I sat quietly in my office this morning when, all of a sudden, a drop of water fell to my desk. And then another. I looked up and noticed that my ceiling was leaking. Quickly, I called our wonderful facilities crew and then went downstairs. Now, there was a lot of snow here in the area last night, so I assumed our roof had a leak, which caused the leak above my desk.
What I found out next surprised me.
I knew our office, which is located in a house, was once student housing. But, only the first and second floors were used as student bedrooms prior to it being converted to our office. The leak was coming from the attic (FYI- this is not a scary story--there was not a ghost or goblin residing in the attic!). A radiator had started leaking in the attic. My first thought, why would the attic be heated?

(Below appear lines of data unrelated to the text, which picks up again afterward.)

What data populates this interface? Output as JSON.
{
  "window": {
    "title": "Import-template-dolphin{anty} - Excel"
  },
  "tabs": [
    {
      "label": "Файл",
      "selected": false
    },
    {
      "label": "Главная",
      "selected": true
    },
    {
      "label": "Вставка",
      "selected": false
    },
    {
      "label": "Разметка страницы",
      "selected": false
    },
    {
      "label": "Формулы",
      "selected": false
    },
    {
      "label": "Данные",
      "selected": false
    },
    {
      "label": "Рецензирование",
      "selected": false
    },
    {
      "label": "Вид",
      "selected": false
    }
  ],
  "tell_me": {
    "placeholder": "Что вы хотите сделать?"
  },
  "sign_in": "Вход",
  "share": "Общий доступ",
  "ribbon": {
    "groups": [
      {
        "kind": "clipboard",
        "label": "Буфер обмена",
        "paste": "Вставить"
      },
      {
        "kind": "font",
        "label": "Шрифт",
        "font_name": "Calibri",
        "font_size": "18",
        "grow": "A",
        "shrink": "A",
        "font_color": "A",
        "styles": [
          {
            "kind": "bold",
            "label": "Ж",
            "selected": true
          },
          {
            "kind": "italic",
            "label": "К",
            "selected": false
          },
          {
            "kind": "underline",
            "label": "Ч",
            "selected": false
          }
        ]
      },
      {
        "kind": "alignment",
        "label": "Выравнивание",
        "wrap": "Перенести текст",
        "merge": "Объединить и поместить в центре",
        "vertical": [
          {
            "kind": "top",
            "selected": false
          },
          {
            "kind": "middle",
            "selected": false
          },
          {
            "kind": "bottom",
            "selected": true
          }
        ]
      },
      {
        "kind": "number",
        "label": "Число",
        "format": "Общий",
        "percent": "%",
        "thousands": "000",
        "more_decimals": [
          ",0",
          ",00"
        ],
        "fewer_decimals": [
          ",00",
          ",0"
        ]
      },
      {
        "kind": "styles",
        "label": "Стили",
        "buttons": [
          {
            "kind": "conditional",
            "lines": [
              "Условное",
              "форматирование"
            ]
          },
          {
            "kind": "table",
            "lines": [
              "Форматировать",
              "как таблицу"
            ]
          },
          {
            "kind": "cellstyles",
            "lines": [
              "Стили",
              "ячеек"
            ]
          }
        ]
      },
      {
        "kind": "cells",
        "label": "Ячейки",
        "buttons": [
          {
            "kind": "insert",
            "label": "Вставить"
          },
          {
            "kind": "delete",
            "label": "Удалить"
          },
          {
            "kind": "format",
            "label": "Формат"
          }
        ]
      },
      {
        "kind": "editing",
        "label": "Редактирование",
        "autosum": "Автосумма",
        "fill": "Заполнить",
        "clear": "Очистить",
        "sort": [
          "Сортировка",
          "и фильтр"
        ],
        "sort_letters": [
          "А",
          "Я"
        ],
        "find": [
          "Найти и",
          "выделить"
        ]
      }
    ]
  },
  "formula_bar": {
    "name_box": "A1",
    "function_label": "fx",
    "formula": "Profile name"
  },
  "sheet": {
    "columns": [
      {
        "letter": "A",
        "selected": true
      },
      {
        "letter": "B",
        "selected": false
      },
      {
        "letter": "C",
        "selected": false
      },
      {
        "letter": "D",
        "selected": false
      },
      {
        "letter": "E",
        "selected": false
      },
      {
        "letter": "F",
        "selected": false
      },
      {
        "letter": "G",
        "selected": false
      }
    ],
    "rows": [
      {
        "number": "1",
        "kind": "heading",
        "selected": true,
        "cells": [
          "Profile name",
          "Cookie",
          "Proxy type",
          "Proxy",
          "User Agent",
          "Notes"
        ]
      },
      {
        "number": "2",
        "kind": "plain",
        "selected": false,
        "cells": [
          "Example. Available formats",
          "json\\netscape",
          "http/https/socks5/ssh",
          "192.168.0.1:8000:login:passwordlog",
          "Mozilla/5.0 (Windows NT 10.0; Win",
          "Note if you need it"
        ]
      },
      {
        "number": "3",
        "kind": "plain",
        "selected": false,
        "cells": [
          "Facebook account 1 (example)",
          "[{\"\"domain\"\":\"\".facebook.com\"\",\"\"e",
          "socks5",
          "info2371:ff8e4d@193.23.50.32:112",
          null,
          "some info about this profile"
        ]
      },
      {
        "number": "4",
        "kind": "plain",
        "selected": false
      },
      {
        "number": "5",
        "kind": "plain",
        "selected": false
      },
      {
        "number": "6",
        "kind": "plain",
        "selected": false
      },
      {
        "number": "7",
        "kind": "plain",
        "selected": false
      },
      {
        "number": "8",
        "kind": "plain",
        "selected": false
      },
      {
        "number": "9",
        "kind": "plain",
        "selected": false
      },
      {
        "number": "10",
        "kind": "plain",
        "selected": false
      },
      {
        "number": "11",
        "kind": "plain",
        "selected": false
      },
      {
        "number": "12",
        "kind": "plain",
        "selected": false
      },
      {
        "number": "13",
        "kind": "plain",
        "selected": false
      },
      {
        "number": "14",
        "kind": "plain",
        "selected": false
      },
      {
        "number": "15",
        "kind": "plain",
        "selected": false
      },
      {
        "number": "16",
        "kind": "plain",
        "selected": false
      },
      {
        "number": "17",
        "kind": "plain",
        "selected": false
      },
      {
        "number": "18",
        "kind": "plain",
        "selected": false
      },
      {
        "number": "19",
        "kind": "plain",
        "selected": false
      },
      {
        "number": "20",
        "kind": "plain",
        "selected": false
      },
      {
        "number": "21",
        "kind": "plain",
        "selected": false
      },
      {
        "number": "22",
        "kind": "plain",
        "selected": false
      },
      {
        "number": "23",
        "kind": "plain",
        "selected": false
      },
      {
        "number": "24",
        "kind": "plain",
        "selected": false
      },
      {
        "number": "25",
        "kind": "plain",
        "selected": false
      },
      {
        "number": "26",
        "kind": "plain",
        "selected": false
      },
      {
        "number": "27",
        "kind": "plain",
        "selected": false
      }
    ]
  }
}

There was a bedroom up there!
Yes, a bedroom! In the depths of the attic, was a small bedroom that was used likely by the owners prior to the College.
Our stairs to the second floor are carpeted, but the stairs to the attic retained their simple, wooden decoration. On the west side of the attic was a small bedroom. It was probably 130 square feet (easily a double, says the housing guy).
Stickers that surrounded someone's desk, dresser, or bed still remained, as well as a small coat hanger and shelf. The radiator that warmed the bedroom (not the attic, just the bedroom) had leaked. But this discovery (which others likely knew about, but I had overlooked somehow) right above my head (literally) gave me a feeling of nostalgia and realization of how temporary we all are. Not just in life, but also in our jobs, in our homes, with our friends. We have small amounts of time with everyone in our life--parents, siblings, children. A house may provide the location for these relationships, but our memories are what stay with us. What memories are you making with the people in your life?
I think about whoever lived in that bedroom (and this house...hopefully not just that bedroom!--that would be a scary movie) and the memories they had here. I think about my childhood house on Moriches Ave in Mastic, NY, and how I feel like I lived forever in that house, even though I moved out when I was about 7 years old. I had good memories there.
Or, this was just some random room or playroom--but I like my interpretation better. (Update: Historical documents show that Ralph Bullard, a HWS professor, resided in the home when it was privately owned.)
Things are just things, and things will last long after us. It is the memory, how we choose to spend the time in the present, that we have to cherish--that's what we'll take with us on each step of our journey.